Author Francine prose has written seven nonfiction books, three short story collections, and 17 novels. But she says her most recent book, Lovers at the Chameleon Club Paris 1932, was one of the most difficult stories she's ever written.
“The book really began when I saw a photograph by the great Hungarian French photographer Brassai," Prose said. "It was a picture of two women in a bar. I had seen this photo before-- it’s an iconic photo, but I had never known anything about it.”
The portrait is called Lesbian Couple at Le Monocle, 1932. Alongside it was a description: Violette Morris, the larger, more masculine woman in the photo, worked for the Nazis during the German occupation in Paris.
Prose was fascinated. So she looked into it.
“And sure enough, it turned out that she had been a professional athlete and a race car driver, and right there I thought, 'Oh my God, a race car driver.'”
A race car driver. In the 30’s. In Paris. It was too good to be true.
In 1935, the French government took away Morris’ license because she wore too many articles of men's clothing.
Her athleticism got the attention of Adolf Hitler, and she attended the Berlin Olympics in 1936 as his special guest.
By the time she got back to Paris, she was a spy for the Germans.
“She was the one who told the Germans where they could invade France. And then she went to work for the Gestapo and then she was assassinated by the French Resistance in 1944."
At first, Prose said, she wanted the book to be nonfiction, an account of Morris and her varied--and controversial--career paths.

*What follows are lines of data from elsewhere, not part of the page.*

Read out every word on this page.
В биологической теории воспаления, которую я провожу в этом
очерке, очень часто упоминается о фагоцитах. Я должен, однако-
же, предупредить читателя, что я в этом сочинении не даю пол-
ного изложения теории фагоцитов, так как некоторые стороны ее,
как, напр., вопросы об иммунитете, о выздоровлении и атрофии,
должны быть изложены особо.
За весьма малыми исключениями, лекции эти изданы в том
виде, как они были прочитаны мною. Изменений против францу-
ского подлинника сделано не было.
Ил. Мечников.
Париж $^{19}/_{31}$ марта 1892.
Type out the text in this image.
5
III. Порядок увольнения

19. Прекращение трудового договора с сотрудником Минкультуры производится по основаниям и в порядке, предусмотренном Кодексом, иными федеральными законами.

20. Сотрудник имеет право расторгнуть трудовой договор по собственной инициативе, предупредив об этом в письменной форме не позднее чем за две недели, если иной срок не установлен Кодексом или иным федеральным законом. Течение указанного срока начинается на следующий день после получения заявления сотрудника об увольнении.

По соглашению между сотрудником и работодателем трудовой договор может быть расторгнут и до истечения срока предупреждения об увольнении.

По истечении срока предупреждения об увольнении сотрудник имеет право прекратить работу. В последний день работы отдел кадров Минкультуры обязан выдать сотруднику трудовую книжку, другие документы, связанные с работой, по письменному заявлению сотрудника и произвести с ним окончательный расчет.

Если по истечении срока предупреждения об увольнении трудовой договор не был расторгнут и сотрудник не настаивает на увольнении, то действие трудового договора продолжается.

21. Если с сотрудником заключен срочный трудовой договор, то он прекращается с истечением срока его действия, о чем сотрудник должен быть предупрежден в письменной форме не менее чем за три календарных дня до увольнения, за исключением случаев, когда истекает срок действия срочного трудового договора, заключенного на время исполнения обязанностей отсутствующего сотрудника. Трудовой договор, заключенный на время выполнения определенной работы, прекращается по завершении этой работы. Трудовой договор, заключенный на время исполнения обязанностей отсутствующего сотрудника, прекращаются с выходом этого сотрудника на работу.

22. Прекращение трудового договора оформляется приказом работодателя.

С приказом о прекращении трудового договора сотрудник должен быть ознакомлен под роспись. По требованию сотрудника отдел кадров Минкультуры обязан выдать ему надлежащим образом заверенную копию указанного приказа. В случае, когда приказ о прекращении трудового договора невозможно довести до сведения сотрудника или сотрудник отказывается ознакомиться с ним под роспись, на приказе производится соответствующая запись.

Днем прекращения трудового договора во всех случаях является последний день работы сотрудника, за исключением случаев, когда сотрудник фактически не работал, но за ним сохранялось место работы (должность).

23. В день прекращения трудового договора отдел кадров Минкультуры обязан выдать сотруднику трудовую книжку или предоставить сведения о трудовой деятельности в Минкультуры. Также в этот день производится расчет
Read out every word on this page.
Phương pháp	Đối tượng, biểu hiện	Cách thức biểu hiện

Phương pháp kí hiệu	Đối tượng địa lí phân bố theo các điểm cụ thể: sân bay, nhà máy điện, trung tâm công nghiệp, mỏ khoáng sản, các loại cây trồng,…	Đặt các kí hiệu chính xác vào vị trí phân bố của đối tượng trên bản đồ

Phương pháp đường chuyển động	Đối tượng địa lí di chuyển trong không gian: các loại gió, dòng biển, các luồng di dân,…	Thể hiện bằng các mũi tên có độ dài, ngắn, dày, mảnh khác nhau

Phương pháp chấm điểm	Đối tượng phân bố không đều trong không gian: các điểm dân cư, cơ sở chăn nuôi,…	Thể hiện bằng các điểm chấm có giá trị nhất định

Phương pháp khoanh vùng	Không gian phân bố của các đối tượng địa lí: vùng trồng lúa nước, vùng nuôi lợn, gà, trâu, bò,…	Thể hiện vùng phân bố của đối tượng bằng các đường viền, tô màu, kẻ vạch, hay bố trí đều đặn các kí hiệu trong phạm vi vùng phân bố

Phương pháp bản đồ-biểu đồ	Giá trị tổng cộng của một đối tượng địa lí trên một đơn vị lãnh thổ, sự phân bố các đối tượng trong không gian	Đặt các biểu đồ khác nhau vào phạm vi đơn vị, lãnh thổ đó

"Because if I did it as fiction, no one would believe it was even plausible." But the most she thought about it, Prose said, the more she knew she had to create a fictional account of a character based on Morris.
"I thought, 'Boy, it’d be so much more fun for everybody, especially me, if I did it as a novel.'"

The story is told not from the crossdressing driver-turned-spy’s perspective, but from the points of view of half a dozen other characters. Prose said it was difficult even for her to keep track of all the different voices.
“There’s the voice of the photographer writing home to his parents; there’s the voice of this life-loving American novelist kind of like Henry Miller; there’s the voice of a baroness who’s an art collector and a patron of the photographer; there’s the voice of his girlfriend who becomes a resistance heroine; there’s the voice of a woman who’s writing a biography of the athlete slash spy."
Lovers at the Chameleon Club, Paris 1932 revels in glittering Paris in the 20’s, explores the tenuous, fearful 30’s and exposes the occupied 40’s. It’s narrative is as fractured as pre-war Europe, mingling moral ambiguity with grace, exploring the fallibility of memory and the nature of history itself.
Francine Prose will read from, and sign copies of, Lovers at the Chameleon Club, Paris 1932 tonight at 7 at Malaprop's bookstore in downtown Ashevillle.